7 expatriés nous racontent comment ils ont marqué la vie de leurs rêves

7 expatriés nous racontent comment ils ont marqué la vie de leurs rêves

DANS MES VOYAGES, j’ai rencontré des dizaines de personnes de tous les coins de la terre et de tous les horizons qui ont quitté la maison, n’ont jamais regardé en arrière et qui ne pouvaient plus imaginer leur vie autrement. Certains avaient des diplômes d'études supérieures et des salaires à six chiffres, d'autres étaient censés faire du sac à dos pendant quelques mois et n'ont tout simplement jamais arrêté. Ce qu’ils ont tous en commun, c’est une croyance partagée dans le pouvoir du voyage, des expériences similaires du doute face au début et une foi sans équivoque dans l’histoire qu’ils ont depuis commencé à vivre.

Caitlin (Canada): Barman aux îles Perhentian, Malaisie

Son histoire

J'avais voyagé pendant quatre mois avant de venir aux Perhentians. À l'origine, je ne devais passer qu'un mois en Thaïlande, puis me rendre en Australie pour obtenir mon visa vacances-travail d'un an, mais je suis tombé amoureux de l'Asie du Sud-Est. J'étais donc en excursion en bateau à Koh Phi Phi et l'un des guides touristiques a dit qu'il possédait un bar dans les Perhentians en Malaisie. Nous avons commencé à parler et il a demandé ce que je faisais. Je lui ai dit que j'étais barman chez moi… Je suis allé à l'école pour étudier le vin et les spiritueux et faire des cocktails, et il me dit simplement: «Eh bien, tu veux un travail?» Alors j'ai dit: "D'accord!"

Voyager est la chose la plus imprévisible que j'aie jamais faite. Chaque fois que j'ai essayé de faire un plan, quelque chose d'autre s'est produit, et cela a presque toujours fonctionné pour le mieux. Bien sûr, certains jours sont pour le pire. Je veux dire, j'ai eu des choses volées, je suis tombé malade - ce truc arrive. Mais ensuite, vous rencontrez les personnes les plus incroyables et les plus incroyables et vivez ces expériences incomparables. Tant de gens disent qu'ils n'ont pas les moyens de voyager, mais honnêtement, je vis heureux ici avec probablement environ 10 à 20 ringgit par jour dans ma poche (environ 3 à 7 USD). Et surtout si vous travaillez quelque part, vous commencez à connaître les locaux, à faire partie de la communauté et à économiser encore plus en ne payant pas les prix «touristiques».

Ses conseils

Si l’argent est votre plus grand souci, une fois que vous avez votre billet d’avion, vous êtes prêt. Vous pouvez facilement survivre avec un revenu très, très faible. Même si vous lisez les livres de Lonely Planet, ils vous donneront des conseils sur la façon de vivre avec 1500 milliards par jour en Thaïlande (45 USD) - tous ceux avec qui je voyageais ont facilement passé un bon moment sur la moitié de ce montant ou moins.

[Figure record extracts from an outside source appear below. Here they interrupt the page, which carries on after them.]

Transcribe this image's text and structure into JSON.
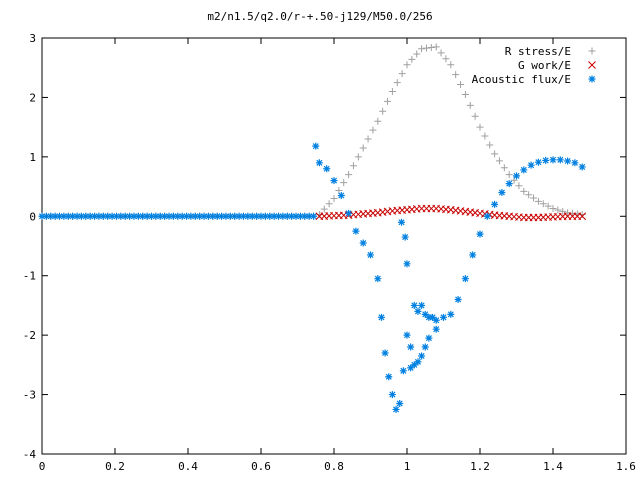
{
  "chart_data": {
    "type": "scatter",
    "title": "m2/n1.5/q2.0/r-+.50-j129/M50.0/256",
    "xlabel": "",
    "ylabel": "",
    "xlim": [
      0,
      1.6
    ],
    "ylim": [
      -4,
      3
    ],
    "x_ticks": [
      "0",
      "0.2",
      "0.4",
      "0.6",
      "0.8",
      "1",
      "1.2",
      "1.4",
      "1.6"
    ],
    "y_ticks": [
      "-4",
      "-3",
      "-2",
      "-1",
      "0",
      "1",
      "2",
      "3"
    ],
    "grid": false,
    "legend_position": "top-right",
    "series": [
      {
        "name": "R stress/E",
        "marker": "plus",
        "color": "#a0a0a0",
        "x": [
          0.76,
          0.8,
          0.84,
          0.88,
          0.92,
          0.96,
          1.0,
          1.04,
          1.08,
          1.12,
          1.16,
          1.2,
          1.24,
          1.28,
          1.32,
          1.36,
          1.4,
          1.44,
          1.48
        ],
        "y": [
          0.03,
          0.3,
          0.7,
          1.15,
          1.6,
          2.1,
          2.55,
          2.82,
          2.85,
          2.55,
          2.05,
          1.5,
          1.05,
          0.7,
          0.42,
          0.25,
          0.13,
          0.06,
          0.03
        ]
      },
      {
        "name": "G work/E",
        "marker": "cross",
        "color": "#c80000",
        "x": [
          0.76,
          0.8,
          0.84,
          0.88,
          0.92,
          0.96,
          1.0,
          1.04,
          1.08,
          1.12,
          1.16,
          1.2,
          1.24,
          1.28,
          1.32,
          1.36,
          1.4,
          1.44,
          1.48
        ],
        "y": [
          0.0,
          0.01,
          0.02,
          0.04,
          0.06,
          0.09,
          0.11,
          0.13,
          0.13,
          0.11,
          0.08,
          0.05,
          0.02,
          0.0,
          -0.02,
          -0.02,
          -0.01,
          0.0,
          0.0
        ]
      },
      {
        "name": "Acoustic flux/E",
        "marker": "star",
        "color": "#0080e0",
        "x": [
          0.75,
          0.76,
          0.78,
          0.8,
          0.82,
          0.84,
          0.86,
          0.88,
          0.9,
          0.92,
          0.93,
          0.94,
          0.95,
          0.96,
          0.97,
          0.98,
          0.99,
          1.0,
          1.01,
          1.02,
          1.03,
          1.04,
          1.05,
          1.06,
          1.07,
          1.08,
          0.985,
          0.995,
          1.0,
          1.01,
          1.02,
          1.03,
          1.04,
          1.05,
          1.06,
          1.08,
          1.1,
          1.12,
          1.14,
          1.16,
          1.18,
          1.2,
          1.22,
          1.24,
          1.26,
          1.28,
          1.3,
          1.32,
          1.34,
          1.36,
          1.38,
          1.4,
          1.42,
          1.44,
          1.46,
          1.48
        ],
        "y": [
          1.18,
          0.9,
          0.8,
          0.6,
          0.35,
          0.05,
          -0.25,
          -0.45,
          -0.65,
          -1.05,
          -1.7,
          -2.3,
          -2.7,
          -3.0,
          -3.25,
          -3.15,
          -2.6,
          -2.0,
          -2.2,
          -1.5,
          -1.6,
          -1.5,
          -1.65,
          -1.7,
          -1.7,
          -1.75,
          -0.1,
          -0.35,
          -0.8,
          -2.55,
          -2.5,
          -2.45,
          -2.35,
          -2.2,
          -2.05,
          -1.9,
          -1.7,
          -1.65,
          -1.4,
          -1.05,
          -0.65,
          -0.3,
          0.0,
          0.2,
          0.4,
          0.55,
          0.68,
          0.78,
          0.86,
          0.91,
          0.94,
          0.95,
          0.95,
          0.93,
          0.9,
          0.83
        ]
      }
    ],
    "baseline_series_note_x": [
      0,
      0.75
    ],
    "zero_line_markers": true
  }
}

Jessica (San Francisco): propriétaire de Elephant Books and Coffee à Koh Lipe, Thaïlande

Son histoire

Je suis à Koh Lipe depuis environ trois ans. Je suis venu en vacances avec mon ami et je ne suis jamais parti. Les gens pensent que je suis complètement fou. Certaines personnes comprennent mais… comme mes parents sont toujours comme, "Oh chérie, quand vas-tu t'en lasser et rentrer à la maison?"

J'en suis arrivé à ce point où j'avais essentiellement le travail de mes rêves et j'étais dans ma ville préférée dans le monde entier en train de faire ce que je pensais vouloir faire dans l'agence de publicité de mes rêves, et cela ne me rendait tout simplement pas heureux, ce qui était difficile. réalisation parce que je pensais que je n'étais pas qualifié pour faire autre chose. C'était juste quelque chose avec lequel j'allais et j'allais travailler tous les jours et j'essayais simplement de le faire, d'être responsable et de faire ce que vous êtes censé faire en Amérique.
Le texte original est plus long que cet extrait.